I am writing about this island now, although I hated it for years, having seen it at the worst time of years, surrounded by mist and filled only with damp. Leave a place and it’s suddenly all you’re able to write about. These places, they teach us things. This isolation showed me how big the world was. The sea exposing horizons; over it, somewhere else. This island, John McPhee also wrote about. His writing is so good, it has made me scared to write about it. Next year I will return to visit it and maybe I will still hate it, but maybe I will not. I remember its sandy beaches, white as any you’ll find elsewhere, the blue of the sea warmed by the gulf stream and the elation of learning to swim. I remember the causeway between the two islands, Colonsay and Oransay and the car almost being stuck there, and the way this disrupted scale, Colonsay suddenly acquiring the status of mainland. An island dwelling friend pointed out earlier this year that when you live on an island, everywhere else is The Mainland. England, US, Finland, South Africa; all is elsewhere; The Island, the centre of the known world, The Mainland, the outsider. I like playing with this idea.
What it must be like to be a baby surrounded only by sea, I do not know. What it must be like for this to be the bounds of your known world until you are three, I do not know. This is why I am now imagining it, in part another way of returning to my mother. I am a tyrant in this way, even when I am not writing directly about her, she is there. She left the island when she was three and a half as she used to say and maybe still does, recalling the fact of her third birthday in the sand dunes which I would say surely she can’t remember but I remember three and who am I to say she cannot, must not remember this celebration. I am not sure she ever recovered from leaving. She has been making an island of herself ever since.
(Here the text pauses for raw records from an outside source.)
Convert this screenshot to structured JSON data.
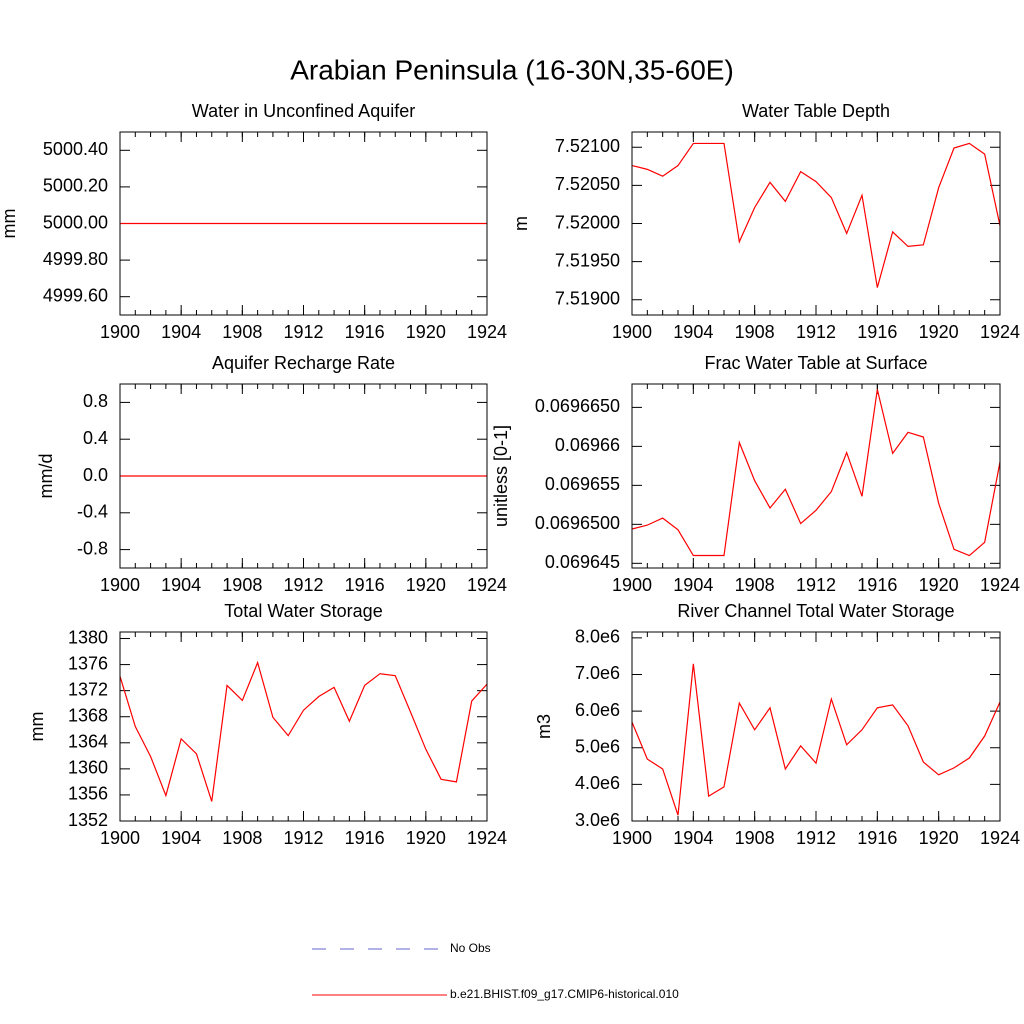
{
  "title": "Arabian Peninsula (16-30N,35-60E)",
  "legend": {
    "items": [
      {
        "name": "No Obs",
        "color": "#6666cc",
        "dashed": true
      },
      {
        "name": "b.e21.BHIST.f09_g17.CMIP6-historical.010",
        "color": "#ff0000",
        "dashed": false
      }
    ]
  },
  "chart_data": [
    {
      "type": "line",
      "title": "Water in Unconfined Aquifer",
      "y_label": "mm",
      "x": [
        1900,
        1901,
        1902,
        1903,
        1904,
        1905,
        1906,
        1907,
        1908,
        1909,
        1910,
        1911,
        1912,
        1913,
        1914,
        1915,
        1916,
        1917,
        1918,
        1919,
        1920,
        1921,
        1922,
        1923,
        1924
      ],
      "xlim": [
        1900,
        1924
      ],
      "xticks": [
        1900,
        1904,
        1908,
        1912,
        1916,
        1920,
        1924
      ],
      "ylim": [
        4999.5,
        5000.5
      ],
      "yticks": [
        {
          "value": 5000.4,
          "label": "5000.40"
        },
        {
          "value": 5000.2,
          "label": "5000.20"
        },
        {
          "value": 5000,
          "label": "5000.00"
        },
        {
          "value": 4999.8,
          "label": "4999.80"
        },
        {
          "value": 4999.6,
          "label": "4999.60"
        }
      ],
      "series": [
        {
          "color": "#ff0000",
          "values": [
            5000,
            5000,
            5000,
            5000,
            5000,
            5000,
            5000,
            5000,
            5000,
            5000,
            5000,
            5000,
            5000,
            5000,
            5000,
            5000,
            5000,
            5000,
            5000,
            5000,
            5000,
            5000,
            5000,
            5000,
            5000
          ]
        }
      ]
    },
    {
      "type": "line",
      "title": "Water Table Depth",
      "y_label": "m",
      "x": [
        1900,
        1901,
        1902,
        1903,
        1904,
        1905,
        1906,
        1907,
        1908,
        1909,
        1910,
        1911,
        1912,
        1913,
        1914,
        1915,
        1916,
        1917,
        1918,
        1919,
        1920,
        1921,
        1922,
        1923,
        1924
      ],
      "xlim": [
        1900,
        1924
      ],
      "xticks": [
        1900,
        1904,
        1908,
        1912,
        1916,
        1920,
        1924
      ],
      "ylim": [
        7.5188,
        7.5212
      ],
      "yticks": [
        {
          "value": 7.521,
          "label": "7.52100"
        },
        {
          "value": 7.5205,
          "label": "7.52050"
        },
        {
          "value": 7.52,
          "label": "7.52000"
        },
        {
          "value": 7.5195,
          "label": "7.51950"
        },
        {
          "value": 7.519,
          "label": "7.51900"
        }
      ],
      "series": [
        {
          "color": "#ff0000",
          "values": [
            7.52076,
            7.52071,
            7.52062,
            7.52076,
            7.52105,
            7.52105,
            7.52105,
            7.51976,
            7.52021,
            7.52054,
            7.52029,
            7.52068,
            7.52055,
            7.52034,
            7.51987,
            7.52037,
            7.51916,
            7.51989,
            7.5197,
            7.51972,
            7.52047,
            7.52099,
            7.52105,
            7.52091,
            7.51997
          ]
        }
      ]
    },
    {
      "type": "line",
      "title": "Aquifer Recharge Rate",
      "y_label": "mm/d",
      "x": [
        1900,
        1901,
        1902,
        1903,
        1904,
        1905,
        1906,
        1907,
        1908,
        1909,
        1910,
        1911,
        1912,
        1913,
        1914,
        1915,
        1916,
        1917,
        1918,
        1919,
        1920,
        1921,
        1922,
        1923,
        1924
      ],
      "xlim": [
        1900,
        1924
      ],
      "xticks": [
        1900,
        1904,
        1908,
        1912,
        1916,
        1920,
        1924
      ],
      "ylim": [
        -1,
        1
      ],
      "yticks": [
        0.8,
        0.4,
        {
          "value": 0,
          "label": "0.0"
        },
        -0.4,
        -0.8
      ],
      "series": [
        {
          "color": "#ff0000",
          "values": [
            0,
            0,
            0,
            0,
            0,
            0,
            0,
            0,
            0,
            0,
            0,
            0,
            0,
            0,
            0,
            0,
            0,
            0,
            0,
            0,
            0,
            0,
            0,
            0,
            0
          ]
        }
      ]
    },
    {
      "type": "line",
      "title": "Frac Water Table at Surface",
      "y_label": "unitless [0-1]",
      "x": [
        1900,
        1901,
        1902,
        1903,
        1904,
        1905,
        1906,
        1907,
        1908,
        1909,
        1910,
        1911,
        1912,
        1913,
        1914,
        1915,
        1916,
        1917,
        1918,
        1919,
        1920,
        1921,
        1922,
        1923,
        1924
      ],
      "xlim": [
        1900,
        1924
      ],
      "xticks": [
        1900,
        1904,
        1908,
        1912,
        1916,
        1920,
        1924
      ],
      "ylim": [
        0.0696444,
        0.069668
      ],
      "yticks": [
        {
          "value": 0.069665,
          "label": "0.0696650"
        },
        0.06966,
        0.069655,
        {
          "value": 0.06965,
          "label": "0.0696500"
        },
        0.069645
      ],
      "series": [
        {
          "color": "#ff0000",
          "values": [
            0.0696494,
            0.0696499,
            0.0696508,
            0.0696493,
            0.069646,
            0.069646,
            0.069646,
            0.0696605,
            0.0696556,
            0.0696521,
            0.0696545,
            0.0696501,
            0.0696518,
            0.0696542,
            0.0696592,
            0.0696536,
            0.0696673,
            0.0696591,
            0.0696618,
            0.0696612,
            0.0696527,
            0.0696468,
            0.069646,
            0.0696477,
            0.069658
          ]
        }
      ]
    },
    {
      "type": "line",
      "title": "Total Water Storage",
      "y_label": "mm",
      "x": [
        1900,
        1901,
        1902,
        1903,
        1904,
        1905,
        1906,
        1907,
        1908,
        1909,
        1910,
        1911,
        1912,
        1913,
        1914,
        1915,
        1916,
        1917,
        1918,
        1919,
        1920,
        1921,
        1922,
        1923,
        1924
      ],
      "xlim": [
        1900,
        1924
      ],
      "xticks": [
        1900,
        1904,
        1908,
        1912,
        1916,
        1920,
        1924
      ],
      "ylim": [
        1352,
        1381
      ],
      "yticks": [
        1380,
        1376,
        1372,
        1368,
        1364,
        1360,
        1356,
        1352
      ],
      "series": [
        {
          "color": "#ff0000",
          "values": [
            1374.2,
            1366.5,
            1361.9,
            1355.9,
            1364.6,
            1362.3,
            1355,
            1372.8,
            1370.5,
            1376.3,
            1367.9,
            1365.1,
            1369,
            1371.1,
            1372.5,
            1367.3,
            1372.8,
            1374.6,
            1374.3,
            1368.7,
            1363,
            1358.4,
            1358,
            1370.4,
            1373
          ]
        }
      ]
    },
    {
      "type": "line",
      "title": "River Channel Total Water Storage",
      "y_label": "m3",
      "x": [
        1900,
        1901,
        1902,
        1903,
        1904,
        1905,
        1906,
        1907,
        1908,
        1909,
        1910,
        1911,
        1912,
        1913,
        1914,
        1915,
        1916,
        1917,
        1918,
        1919,
        1920,
        1921,
        1922,
        1923,
        1924
      ],
      "xlim": [
        1900,
        1924
      ],
      "xticks": [
        1900,
        1904,
        1908,
        1912,
        1916,
        1920,
        1924
      ],
      "ylim": [
        3000000,
        8160000
      ],
      "yticks": [
        {
          "value": 8000000,
          "label": "8.0e6"
        },
        {
          "value": 7000000,
          "label": "7.0e6"
        },
        {
          "value": 6000000,
          "label": "6.0e6"
        },
        {
          "value": 5000000,
          "label": "5.0e6"
        },
        {
          "value": 4000000,
          "label": "4.0e6"
        },
        {
          "value": 3000000,
          "label": "3.0e6"
        }
      ],
      "series": [
        {
          "color": "#ff0000",
          "values": [
            5700000,
            4690000,
            4420000,
            3160000,
            7290000,
            3680000,
            3930000,
            6220000,
            5490000,
            6090000,
            4420000,
            5050000,
            4580000,
            6330000,
            5080000,
            5490000,
            6090000,
            6170000,
            5600000,
            4610000,
            4260000,
            4450000,
            4720000,
            5320000,
            6250000
          ]
        }
      ]
    }
  ]
}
(I missed yesterday, because an insistent child borrowed my laptop and typing on my phone was beyond my tired little mind. Scabbled to make it today, but just did. This is really much harder than it looks, but also really good discipline.)
My favourite one yet, Ali. Keep going.
"They are not gentle children. They are not often quiet. They require long walks, much running around, lengthy conversations to answer all their questions..."
My children are like this too, haha.